Certainly, a description of an obnoxious guest!

Let step back!

The story of what Jesus did as a dinner guest of a leading Pharisee challenges me to think about it in today’s terms.

Let’s step back a minute. Remember that Luke is telling the story of someone he believes has come to change the way we think about God… and ourselves. This God becomes one of us. He gives up his life to show how much God loves us.

Luke writes as someone who was not raised as a Jew. But he is a believing Gentile who is clearly well versed in Jewish religious beliefs and culture.

He writes to mainly Greek-speaking people like himself who have heard the Good News that this God loves them. Yet, they find themselves marginalized.  They were not accepted by the Jewish leaders who saw themselves as holier than those born and raised in a Greek culture.

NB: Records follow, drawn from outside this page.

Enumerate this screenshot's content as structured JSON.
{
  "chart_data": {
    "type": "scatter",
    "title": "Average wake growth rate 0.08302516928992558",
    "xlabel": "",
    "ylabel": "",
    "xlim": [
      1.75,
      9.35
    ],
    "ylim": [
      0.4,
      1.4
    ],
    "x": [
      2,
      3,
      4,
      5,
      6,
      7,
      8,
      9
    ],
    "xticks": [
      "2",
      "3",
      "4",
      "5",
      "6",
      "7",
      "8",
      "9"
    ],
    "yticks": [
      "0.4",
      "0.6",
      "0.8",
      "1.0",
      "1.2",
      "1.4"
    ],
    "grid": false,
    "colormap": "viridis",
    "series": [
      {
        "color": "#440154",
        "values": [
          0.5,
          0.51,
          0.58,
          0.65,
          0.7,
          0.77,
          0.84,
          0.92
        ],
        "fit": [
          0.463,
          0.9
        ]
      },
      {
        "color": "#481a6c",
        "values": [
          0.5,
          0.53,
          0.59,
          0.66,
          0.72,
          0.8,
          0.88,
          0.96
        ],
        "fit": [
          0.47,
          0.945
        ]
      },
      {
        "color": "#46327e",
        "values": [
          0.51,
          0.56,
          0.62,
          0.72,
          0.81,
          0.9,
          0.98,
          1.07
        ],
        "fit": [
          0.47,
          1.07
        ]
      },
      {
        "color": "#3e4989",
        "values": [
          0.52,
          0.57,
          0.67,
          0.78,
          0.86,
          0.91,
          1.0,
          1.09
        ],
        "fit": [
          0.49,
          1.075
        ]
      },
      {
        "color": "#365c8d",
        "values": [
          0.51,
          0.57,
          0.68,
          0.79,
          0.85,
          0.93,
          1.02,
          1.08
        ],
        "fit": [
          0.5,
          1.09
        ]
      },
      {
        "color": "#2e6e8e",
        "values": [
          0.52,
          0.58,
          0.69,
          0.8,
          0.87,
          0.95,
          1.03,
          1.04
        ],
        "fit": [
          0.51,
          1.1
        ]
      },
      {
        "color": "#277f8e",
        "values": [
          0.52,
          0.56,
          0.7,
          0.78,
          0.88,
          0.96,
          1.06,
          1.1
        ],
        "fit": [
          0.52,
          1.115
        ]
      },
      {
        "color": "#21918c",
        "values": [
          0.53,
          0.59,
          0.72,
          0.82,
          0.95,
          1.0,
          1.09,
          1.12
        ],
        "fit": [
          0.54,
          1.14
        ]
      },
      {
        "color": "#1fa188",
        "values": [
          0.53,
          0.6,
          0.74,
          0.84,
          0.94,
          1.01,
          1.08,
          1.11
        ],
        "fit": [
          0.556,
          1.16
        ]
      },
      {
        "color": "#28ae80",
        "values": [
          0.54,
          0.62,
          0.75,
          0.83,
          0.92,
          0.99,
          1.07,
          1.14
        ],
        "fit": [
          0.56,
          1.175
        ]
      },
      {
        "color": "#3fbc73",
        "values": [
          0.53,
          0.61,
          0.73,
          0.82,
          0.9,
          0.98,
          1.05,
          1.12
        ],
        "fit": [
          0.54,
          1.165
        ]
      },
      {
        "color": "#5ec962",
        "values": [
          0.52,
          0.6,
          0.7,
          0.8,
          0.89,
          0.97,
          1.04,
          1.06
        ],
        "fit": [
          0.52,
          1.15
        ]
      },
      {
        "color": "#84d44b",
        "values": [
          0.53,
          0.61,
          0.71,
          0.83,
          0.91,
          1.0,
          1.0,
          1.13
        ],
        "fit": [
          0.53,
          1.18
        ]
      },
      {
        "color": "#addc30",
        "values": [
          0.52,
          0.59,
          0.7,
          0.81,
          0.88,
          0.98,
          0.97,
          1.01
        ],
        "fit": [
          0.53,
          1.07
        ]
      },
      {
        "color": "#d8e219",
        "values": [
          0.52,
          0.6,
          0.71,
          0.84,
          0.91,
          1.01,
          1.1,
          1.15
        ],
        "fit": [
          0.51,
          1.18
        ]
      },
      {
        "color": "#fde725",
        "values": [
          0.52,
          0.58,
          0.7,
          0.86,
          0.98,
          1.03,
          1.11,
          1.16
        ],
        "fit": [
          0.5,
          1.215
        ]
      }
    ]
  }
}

True, he draws on many of the same stories told by Mark and Matthew. But, as any good preacher, he is going to bring out dimensions of these stories not appreciated by those who grew up in the shelter of Jewish culture.

What Luke wants us to think about.

In his retelling the story he speaks to both fellow Gentiles as well as the Jewish people of his day… and us today.  

Jesus obviously takes on the “holier than thou” crowd, the people look down on those not born in Jerusalem…  or even in Israel. They don’t act like we do. These people don’t belong in or “gated communities” where we all look and think alike and go to temple.

To Jewish people of his time, the story raises the question of whether their God is too small. Does God exclude people who were not born into the Jewish faith, let alone the stricter understanding of the Pharisees.

He reminds the Greek-speaking Gentile followers of Jesus that we all have tendencies to think more highly of ourselves than others.

Today, he also tells us all that our God is often too small.  We should reach out to the marginalized … in his day the poor, the crippled, the lame, the blind. Implicitly he reminds us that each of us, in our own way, is crippled or blind.

Remember, this story is just one of the many stories in which Luke that shed light on God’s love for every person he created.

Some things for us to think about…

Who are our obnoxious guests who dare to remind us that God loves each of us, even those who look or think differently?

Maybe today we can offer a welcoming smile to the strangers in our midst. The people we see but don’t see!

Do stories like this flesh out Jesus’ challenge to change our way of thinking about the foot washing God who asks us to wash one another’s feet as he did?